I picked this topic because I wanted to research something local and utilize local resources to do so. I also find cemeteries beautiful and fascinating. With this topic, I had a reason to visit the State Archives of Florida and Old City Cemetery and engage with them in a professional, academic manner. Dr. Conti emphasized the value of using archives for primary source research, so I knew it was something I wanted to try my hand at.
What sort of sources did you use for your paper?
Some of the primary sources I used:
- Physical remains of headstones at Old City Cemetery
- United States Census records from 1850 to 1880; especially Mortality Schedules from Leon County. I loved going through the mortality schedules. A large portion of my research is focused on analyzing the recorded causes of death to determine what nineteenth-century residents might have feared or what their daily habits were.
- Newspaper articles from that time period, such as excerpts describing outbreaks of plague in publications like The Weekly Floridian and The Florida Sentinel
- A book called A View of West Florida (1827) by John Lee Williams. He was assigned the job of surveying West Florida/the area of modern-day Tallahassee and recorded his initial observations in the book.
How did you fare during the writing process?
The biggest struggle I faced throughout the entire writing process was managing my expectations. I had to shrink the scale of my research over and over to make it something that was actually achievable within a class semester.
This is what I wrote in my original proposal: “I will be comparing city-owned cemeteries, church-owned cemeteries, and private burial grounds to examine how inhabitants of Tallahassee throughout this time period mourned and commemorated their dead, and what these practices indicated about the overarching beliefs and customs of their everyday lives.”
In the end, I had reduced my scope to one specific cemetery (Old City Cemetery) and even further still to one demographic of the cemetery—children (aged under 18).
What was the most surprising thing you learned during your research?
One thing I learned was that pediatric medicine didn’t come into popular practice until the twentieth century. In mostly rural areas of the south, like Tallahassee, where medicine was administered by traveling physicians more often than doctors in hospitals, methods for treating children were often unsuccessful. They would be prescribed the same dosages as adults—which their bodies were not equipped to handle—or neglected altogether because physicians didn’t know what to do with them. For example, when a father accidentally gave his five-year old child a dose of morphine instead of quinine – a popular medicine for fever, the child was dead within a few hours.
[One particularly sad accident is the story of Captain A.H. McGuire’s child. He gave the five-year-old a dose of morphine, mistaking it for quinine—a popular medicine for fever—and four hours later the child died.]

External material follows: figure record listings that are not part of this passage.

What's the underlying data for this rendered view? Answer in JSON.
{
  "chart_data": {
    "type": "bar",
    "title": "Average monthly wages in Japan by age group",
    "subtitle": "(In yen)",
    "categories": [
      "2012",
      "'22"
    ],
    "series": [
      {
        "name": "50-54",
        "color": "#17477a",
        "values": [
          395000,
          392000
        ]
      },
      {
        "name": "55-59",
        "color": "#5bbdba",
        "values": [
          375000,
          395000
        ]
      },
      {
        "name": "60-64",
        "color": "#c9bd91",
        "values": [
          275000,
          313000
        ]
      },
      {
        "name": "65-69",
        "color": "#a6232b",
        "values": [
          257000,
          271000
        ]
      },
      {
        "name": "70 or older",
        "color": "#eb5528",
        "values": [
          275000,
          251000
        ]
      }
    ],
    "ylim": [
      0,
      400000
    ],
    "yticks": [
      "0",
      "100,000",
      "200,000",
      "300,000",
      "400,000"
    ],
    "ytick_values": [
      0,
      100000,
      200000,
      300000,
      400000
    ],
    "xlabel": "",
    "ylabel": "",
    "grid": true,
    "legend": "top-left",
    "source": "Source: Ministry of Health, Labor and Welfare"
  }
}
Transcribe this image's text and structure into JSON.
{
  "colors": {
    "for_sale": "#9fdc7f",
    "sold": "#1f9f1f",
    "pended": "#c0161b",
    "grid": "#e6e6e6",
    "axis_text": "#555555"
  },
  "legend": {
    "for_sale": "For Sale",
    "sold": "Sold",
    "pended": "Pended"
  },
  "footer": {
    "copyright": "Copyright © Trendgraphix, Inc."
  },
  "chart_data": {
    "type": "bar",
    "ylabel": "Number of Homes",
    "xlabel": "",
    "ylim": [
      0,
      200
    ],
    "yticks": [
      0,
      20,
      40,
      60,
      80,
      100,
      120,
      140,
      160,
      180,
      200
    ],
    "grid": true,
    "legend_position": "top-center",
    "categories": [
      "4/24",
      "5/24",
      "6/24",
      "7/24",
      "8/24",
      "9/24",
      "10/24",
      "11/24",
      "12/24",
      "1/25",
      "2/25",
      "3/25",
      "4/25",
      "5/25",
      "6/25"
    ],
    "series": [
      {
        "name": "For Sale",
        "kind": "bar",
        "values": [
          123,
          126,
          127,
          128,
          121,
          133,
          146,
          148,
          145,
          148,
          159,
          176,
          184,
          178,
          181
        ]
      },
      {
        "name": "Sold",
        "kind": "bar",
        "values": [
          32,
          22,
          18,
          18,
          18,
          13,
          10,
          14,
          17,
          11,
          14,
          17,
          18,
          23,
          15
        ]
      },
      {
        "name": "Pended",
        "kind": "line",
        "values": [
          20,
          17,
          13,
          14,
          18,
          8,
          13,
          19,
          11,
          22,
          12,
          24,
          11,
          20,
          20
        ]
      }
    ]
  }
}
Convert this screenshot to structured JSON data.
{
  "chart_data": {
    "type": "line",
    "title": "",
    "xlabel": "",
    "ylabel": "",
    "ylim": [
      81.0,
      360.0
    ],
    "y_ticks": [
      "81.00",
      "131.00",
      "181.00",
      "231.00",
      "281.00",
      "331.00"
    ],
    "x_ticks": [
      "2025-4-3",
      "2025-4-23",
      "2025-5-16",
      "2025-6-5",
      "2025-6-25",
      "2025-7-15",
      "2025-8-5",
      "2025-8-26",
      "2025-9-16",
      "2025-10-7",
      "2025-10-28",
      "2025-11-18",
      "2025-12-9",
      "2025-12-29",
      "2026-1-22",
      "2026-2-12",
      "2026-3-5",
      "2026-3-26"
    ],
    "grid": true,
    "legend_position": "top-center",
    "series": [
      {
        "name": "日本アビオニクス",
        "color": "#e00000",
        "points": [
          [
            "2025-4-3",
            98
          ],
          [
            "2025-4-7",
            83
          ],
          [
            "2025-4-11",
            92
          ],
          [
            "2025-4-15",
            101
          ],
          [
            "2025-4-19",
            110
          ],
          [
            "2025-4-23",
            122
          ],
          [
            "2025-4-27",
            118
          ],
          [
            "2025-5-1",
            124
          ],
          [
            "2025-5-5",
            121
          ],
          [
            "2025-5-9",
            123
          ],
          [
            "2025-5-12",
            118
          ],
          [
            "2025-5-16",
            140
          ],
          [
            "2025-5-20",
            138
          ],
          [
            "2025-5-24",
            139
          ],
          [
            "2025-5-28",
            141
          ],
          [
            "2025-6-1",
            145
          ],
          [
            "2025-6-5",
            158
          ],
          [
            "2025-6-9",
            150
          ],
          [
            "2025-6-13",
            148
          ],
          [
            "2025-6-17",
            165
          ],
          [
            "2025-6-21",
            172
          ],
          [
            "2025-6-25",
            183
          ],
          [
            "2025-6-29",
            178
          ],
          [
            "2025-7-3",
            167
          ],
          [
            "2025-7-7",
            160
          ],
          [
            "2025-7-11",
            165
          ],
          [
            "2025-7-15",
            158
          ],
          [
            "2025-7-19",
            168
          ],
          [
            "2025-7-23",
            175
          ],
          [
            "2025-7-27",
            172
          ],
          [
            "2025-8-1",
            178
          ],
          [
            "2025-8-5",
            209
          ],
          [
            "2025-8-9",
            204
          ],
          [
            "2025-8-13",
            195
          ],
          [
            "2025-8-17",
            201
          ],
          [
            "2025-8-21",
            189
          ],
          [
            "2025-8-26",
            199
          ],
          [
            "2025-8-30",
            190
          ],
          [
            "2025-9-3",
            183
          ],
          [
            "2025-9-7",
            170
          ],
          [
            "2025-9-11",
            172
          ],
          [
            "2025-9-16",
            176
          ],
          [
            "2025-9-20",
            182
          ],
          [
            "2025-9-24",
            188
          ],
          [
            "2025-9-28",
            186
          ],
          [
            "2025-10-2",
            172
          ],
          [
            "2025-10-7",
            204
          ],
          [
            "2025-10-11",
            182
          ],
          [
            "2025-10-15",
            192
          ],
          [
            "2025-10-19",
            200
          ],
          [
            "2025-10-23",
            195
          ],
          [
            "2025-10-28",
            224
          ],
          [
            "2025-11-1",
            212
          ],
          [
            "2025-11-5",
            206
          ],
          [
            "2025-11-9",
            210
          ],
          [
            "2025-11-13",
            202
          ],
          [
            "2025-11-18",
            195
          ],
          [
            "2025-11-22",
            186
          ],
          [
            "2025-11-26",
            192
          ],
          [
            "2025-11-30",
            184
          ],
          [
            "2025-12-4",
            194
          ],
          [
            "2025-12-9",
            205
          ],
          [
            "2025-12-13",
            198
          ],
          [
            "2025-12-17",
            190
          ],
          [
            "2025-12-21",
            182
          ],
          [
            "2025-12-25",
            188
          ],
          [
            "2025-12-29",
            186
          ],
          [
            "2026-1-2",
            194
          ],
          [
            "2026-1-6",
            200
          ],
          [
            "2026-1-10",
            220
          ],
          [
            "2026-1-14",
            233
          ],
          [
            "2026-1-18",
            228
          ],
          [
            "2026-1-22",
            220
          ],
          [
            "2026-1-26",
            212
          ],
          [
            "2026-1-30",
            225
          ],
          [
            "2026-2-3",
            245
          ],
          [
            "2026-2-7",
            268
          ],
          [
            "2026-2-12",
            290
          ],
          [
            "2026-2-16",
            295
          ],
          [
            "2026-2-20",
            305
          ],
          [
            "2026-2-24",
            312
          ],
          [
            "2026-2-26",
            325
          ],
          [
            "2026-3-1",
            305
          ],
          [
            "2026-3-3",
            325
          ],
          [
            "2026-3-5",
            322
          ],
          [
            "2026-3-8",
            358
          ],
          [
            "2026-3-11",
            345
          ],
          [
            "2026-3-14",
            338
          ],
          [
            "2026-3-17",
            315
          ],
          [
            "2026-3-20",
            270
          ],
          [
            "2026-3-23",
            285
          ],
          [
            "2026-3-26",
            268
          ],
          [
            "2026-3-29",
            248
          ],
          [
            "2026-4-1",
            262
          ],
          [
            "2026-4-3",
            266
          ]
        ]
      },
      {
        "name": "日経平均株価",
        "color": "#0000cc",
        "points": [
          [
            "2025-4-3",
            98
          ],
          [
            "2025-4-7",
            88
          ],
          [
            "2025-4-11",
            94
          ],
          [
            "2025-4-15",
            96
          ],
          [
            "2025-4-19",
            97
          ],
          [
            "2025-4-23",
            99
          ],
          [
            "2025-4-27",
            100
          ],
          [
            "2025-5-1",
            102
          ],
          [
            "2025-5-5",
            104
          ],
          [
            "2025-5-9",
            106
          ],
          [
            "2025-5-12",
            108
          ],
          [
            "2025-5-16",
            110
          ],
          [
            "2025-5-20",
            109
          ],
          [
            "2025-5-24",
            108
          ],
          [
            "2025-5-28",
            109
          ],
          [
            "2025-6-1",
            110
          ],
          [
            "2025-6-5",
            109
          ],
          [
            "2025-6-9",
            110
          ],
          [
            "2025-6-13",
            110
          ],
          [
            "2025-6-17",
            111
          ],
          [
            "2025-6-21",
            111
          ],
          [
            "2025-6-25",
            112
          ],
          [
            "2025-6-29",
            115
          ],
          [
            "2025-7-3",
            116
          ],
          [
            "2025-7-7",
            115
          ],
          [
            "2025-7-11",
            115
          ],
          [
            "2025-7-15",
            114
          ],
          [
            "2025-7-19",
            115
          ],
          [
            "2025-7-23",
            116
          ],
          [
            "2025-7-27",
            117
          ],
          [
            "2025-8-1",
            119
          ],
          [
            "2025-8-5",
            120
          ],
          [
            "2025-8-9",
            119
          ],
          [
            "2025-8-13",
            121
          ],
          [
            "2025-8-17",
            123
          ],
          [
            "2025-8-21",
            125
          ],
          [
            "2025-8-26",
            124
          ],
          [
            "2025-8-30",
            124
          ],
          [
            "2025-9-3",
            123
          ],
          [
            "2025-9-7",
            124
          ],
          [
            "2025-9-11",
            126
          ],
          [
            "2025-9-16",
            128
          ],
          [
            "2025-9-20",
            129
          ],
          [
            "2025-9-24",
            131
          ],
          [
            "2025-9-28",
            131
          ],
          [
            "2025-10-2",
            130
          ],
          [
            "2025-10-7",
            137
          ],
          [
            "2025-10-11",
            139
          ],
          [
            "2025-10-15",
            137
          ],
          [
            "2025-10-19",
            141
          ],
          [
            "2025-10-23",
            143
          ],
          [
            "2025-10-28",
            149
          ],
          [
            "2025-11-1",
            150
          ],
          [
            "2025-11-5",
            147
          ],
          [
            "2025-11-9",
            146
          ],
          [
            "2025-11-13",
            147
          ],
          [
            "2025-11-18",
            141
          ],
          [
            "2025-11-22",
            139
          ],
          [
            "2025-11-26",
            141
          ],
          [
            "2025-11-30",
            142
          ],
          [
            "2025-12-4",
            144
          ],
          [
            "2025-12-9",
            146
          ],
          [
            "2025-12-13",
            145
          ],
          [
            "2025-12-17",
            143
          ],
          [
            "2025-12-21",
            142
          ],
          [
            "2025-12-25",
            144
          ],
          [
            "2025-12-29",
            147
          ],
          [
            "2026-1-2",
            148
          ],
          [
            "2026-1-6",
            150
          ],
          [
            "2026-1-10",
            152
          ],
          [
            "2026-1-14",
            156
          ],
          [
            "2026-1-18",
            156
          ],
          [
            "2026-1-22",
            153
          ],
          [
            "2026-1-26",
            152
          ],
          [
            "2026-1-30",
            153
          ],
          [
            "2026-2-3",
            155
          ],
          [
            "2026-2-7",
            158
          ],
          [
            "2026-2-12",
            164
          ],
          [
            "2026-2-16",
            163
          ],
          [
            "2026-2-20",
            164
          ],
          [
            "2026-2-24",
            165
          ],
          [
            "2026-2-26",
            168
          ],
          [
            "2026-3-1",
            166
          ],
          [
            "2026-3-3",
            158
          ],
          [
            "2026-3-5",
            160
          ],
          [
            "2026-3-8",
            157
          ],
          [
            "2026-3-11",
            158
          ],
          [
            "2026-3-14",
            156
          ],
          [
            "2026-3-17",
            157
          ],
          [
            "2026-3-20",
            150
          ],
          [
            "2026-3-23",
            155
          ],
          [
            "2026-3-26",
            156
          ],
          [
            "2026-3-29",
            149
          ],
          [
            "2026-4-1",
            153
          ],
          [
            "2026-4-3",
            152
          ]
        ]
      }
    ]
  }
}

Do you have any advice that you wish your past self had known going in?
Advice I would give my past self: Go to the archives more than you did!
I visited three times total, and I loved the information I encountered there. If I set aside more time for it, I’m sure I would’ve found more relevant resources to add to my research. The people who work there are happy to help you find what you’re looking for, and you need more than a few hours a day to give each artifact the attention it deserves.
Check out Leon County library too! They’ve got a genealogy section that might’ve been helpful for finding out more specific details about the children I studied—so much about them remained a mystery to me.